In the event No Code did go to number one in the US but it didn’t sell as well as previous albums, and many grunge fans were lost. Nonetheless it breathed new life into the band and for many it has stood the test of time better, for example, than bigger-selling classics, such as Ten.


It is worth recalling the context of this 1996 release, which saw Tupac Shakur drop the first-ever rap double album, All Eyez on Me, in February, which was tragically followed by his murder in September. In contrast, on 8 July of that same year the Spice Girls released their global breakout hit Wannabe, and shortly afterwards Oasis played the largest free-standing gig ever at that time, at Knebworth House, Stevenage.

The release of No Code was described by some as a ‘mess of tunes’; featuring blues, jazz, eastern influences, psychedelia, and a wide range of guitar effects, led by Mike McCready, probably on his Fender Strat.


The ‘shock’ began on the majestic opening track Sometimes, written by Vedder, which finds him in quiet and contemplative mood, as he reflects upon the challenges that God gives man, and how he ‘seeks his part’ within this.

The storming single Hail, Hail sees the band offering their rock fans some respite (as do Habit and Lukin’); but it is followed by the curveball of Who You Are, which features Vedder on an electric sitar.
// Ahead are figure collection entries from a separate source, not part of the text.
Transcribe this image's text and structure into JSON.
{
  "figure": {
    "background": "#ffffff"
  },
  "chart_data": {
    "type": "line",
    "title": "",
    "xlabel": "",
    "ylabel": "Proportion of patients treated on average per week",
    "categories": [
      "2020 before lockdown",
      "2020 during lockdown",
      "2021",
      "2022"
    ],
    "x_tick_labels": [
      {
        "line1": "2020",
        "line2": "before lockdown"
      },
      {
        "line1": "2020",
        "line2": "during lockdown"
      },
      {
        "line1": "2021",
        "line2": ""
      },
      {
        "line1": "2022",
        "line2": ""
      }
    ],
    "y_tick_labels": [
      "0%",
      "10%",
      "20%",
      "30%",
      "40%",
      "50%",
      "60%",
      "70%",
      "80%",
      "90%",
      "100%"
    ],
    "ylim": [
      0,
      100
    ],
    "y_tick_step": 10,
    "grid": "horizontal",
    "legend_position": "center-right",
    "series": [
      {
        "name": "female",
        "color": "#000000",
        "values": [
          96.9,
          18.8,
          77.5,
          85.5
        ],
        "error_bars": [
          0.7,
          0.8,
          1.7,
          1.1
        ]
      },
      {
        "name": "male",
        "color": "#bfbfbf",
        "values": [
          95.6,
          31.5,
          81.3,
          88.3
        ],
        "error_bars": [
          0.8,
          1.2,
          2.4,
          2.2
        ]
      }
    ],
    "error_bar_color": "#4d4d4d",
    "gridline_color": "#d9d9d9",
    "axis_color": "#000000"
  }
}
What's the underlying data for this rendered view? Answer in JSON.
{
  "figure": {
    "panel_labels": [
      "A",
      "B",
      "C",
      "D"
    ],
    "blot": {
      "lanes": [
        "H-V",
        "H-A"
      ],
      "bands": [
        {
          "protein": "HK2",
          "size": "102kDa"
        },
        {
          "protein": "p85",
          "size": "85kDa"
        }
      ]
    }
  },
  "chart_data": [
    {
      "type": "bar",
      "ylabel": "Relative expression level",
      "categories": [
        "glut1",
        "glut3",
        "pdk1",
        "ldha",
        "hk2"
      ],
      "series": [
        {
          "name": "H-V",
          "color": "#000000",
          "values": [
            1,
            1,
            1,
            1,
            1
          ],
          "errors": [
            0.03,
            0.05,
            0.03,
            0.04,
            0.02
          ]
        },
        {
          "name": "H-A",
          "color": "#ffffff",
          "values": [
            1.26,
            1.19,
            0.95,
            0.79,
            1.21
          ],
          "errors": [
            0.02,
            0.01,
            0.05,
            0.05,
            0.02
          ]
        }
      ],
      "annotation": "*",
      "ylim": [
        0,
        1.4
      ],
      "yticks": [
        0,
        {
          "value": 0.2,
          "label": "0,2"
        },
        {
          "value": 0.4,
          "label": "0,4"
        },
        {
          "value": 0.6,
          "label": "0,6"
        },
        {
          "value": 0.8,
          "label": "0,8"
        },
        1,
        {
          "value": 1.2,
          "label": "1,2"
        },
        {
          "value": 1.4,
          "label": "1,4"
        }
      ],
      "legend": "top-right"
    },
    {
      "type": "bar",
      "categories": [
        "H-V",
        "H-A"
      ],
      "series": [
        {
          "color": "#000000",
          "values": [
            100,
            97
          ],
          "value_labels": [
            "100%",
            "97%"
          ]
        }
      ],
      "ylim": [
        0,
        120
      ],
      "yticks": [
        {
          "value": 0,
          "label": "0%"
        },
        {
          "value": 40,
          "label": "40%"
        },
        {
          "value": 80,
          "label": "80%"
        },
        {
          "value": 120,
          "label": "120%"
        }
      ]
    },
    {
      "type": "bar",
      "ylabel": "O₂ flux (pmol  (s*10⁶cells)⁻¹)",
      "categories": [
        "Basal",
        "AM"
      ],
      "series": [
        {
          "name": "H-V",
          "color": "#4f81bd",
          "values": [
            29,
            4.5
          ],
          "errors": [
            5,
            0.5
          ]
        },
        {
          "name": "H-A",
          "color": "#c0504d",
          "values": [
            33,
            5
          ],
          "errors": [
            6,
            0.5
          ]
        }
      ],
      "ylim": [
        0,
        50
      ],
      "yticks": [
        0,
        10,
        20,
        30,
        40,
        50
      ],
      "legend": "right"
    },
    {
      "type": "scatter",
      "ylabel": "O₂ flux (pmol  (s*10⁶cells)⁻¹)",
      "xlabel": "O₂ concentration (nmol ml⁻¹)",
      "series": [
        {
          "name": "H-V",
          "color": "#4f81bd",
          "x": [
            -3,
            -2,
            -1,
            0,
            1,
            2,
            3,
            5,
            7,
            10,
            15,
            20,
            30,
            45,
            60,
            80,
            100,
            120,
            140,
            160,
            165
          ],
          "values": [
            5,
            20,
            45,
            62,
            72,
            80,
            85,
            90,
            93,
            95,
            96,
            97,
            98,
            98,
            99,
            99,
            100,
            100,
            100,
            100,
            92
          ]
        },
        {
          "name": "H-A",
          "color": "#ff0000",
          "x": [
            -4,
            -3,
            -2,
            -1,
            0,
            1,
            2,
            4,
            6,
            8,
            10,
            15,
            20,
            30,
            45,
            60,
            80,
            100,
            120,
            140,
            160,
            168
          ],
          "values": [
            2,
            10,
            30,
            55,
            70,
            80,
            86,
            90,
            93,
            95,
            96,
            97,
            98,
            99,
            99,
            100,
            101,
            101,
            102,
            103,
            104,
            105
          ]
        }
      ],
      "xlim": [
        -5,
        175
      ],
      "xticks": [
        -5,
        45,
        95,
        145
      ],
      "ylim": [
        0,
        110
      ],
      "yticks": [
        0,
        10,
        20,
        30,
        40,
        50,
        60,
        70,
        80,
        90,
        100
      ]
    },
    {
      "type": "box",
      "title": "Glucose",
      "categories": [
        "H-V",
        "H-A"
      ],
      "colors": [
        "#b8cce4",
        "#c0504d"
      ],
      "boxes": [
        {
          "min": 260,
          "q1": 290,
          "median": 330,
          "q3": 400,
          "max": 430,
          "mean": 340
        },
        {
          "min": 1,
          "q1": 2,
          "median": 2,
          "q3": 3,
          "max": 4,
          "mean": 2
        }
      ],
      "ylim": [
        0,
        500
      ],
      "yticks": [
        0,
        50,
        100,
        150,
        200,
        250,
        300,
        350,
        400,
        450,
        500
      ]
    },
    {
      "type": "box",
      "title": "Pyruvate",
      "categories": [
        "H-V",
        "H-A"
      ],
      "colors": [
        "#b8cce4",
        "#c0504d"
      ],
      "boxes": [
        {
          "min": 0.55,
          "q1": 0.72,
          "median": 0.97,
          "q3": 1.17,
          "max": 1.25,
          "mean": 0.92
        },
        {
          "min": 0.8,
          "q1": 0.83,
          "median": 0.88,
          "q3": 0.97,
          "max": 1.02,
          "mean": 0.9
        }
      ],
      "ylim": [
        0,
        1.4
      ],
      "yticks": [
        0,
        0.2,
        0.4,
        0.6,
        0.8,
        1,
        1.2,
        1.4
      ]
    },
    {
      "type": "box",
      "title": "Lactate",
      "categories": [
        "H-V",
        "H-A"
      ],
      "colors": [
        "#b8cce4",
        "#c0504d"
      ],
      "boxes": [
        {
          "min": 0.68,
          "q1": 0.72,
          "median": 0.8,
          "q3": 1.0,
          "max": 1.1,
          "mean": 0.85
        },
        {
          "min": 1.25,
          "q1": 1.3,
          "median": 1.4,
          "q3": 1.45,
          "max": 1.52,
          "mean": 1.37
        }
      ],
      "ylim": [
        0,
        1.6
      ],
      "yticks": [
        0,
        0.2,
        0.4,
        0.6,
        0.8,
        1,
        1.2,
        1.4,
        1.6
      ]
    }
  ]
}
The outstanding single Smile recalls the band’s close associate
Neil Young with both its rhythm and mouth organ parts. It is difficult to pick one favourite on No Code, but if pushed I would plump for Off He Goes, which is an acoustic ballad that Vedder says describes himself and how "shit a friend" he is: “Know a man, His face seems pulled and tense…. So I approach with tact, Suggest that he should relax”… before he disappears again.


On Red Mosquito McCready sought to reproduce the sound of the pesky insect on his guitar, using a Zippo lighter as a slide.
Present Tense is another outstanding song that provided fans with a passionate lyric to sing-along to at concerts. The album closes with Around the Bend, which might say something about Vedder’s state of mind at the time.

No Code
seems to lack focus when compared with Pearl Jam’s previous output but it opened up new musical vistas for a band that might have otherwise been at the end of the line. The record represented a rupture with the group’s past and consequently left many fans behind, but it was a break that in retrospect was both practically inevitable and enormously regenerative.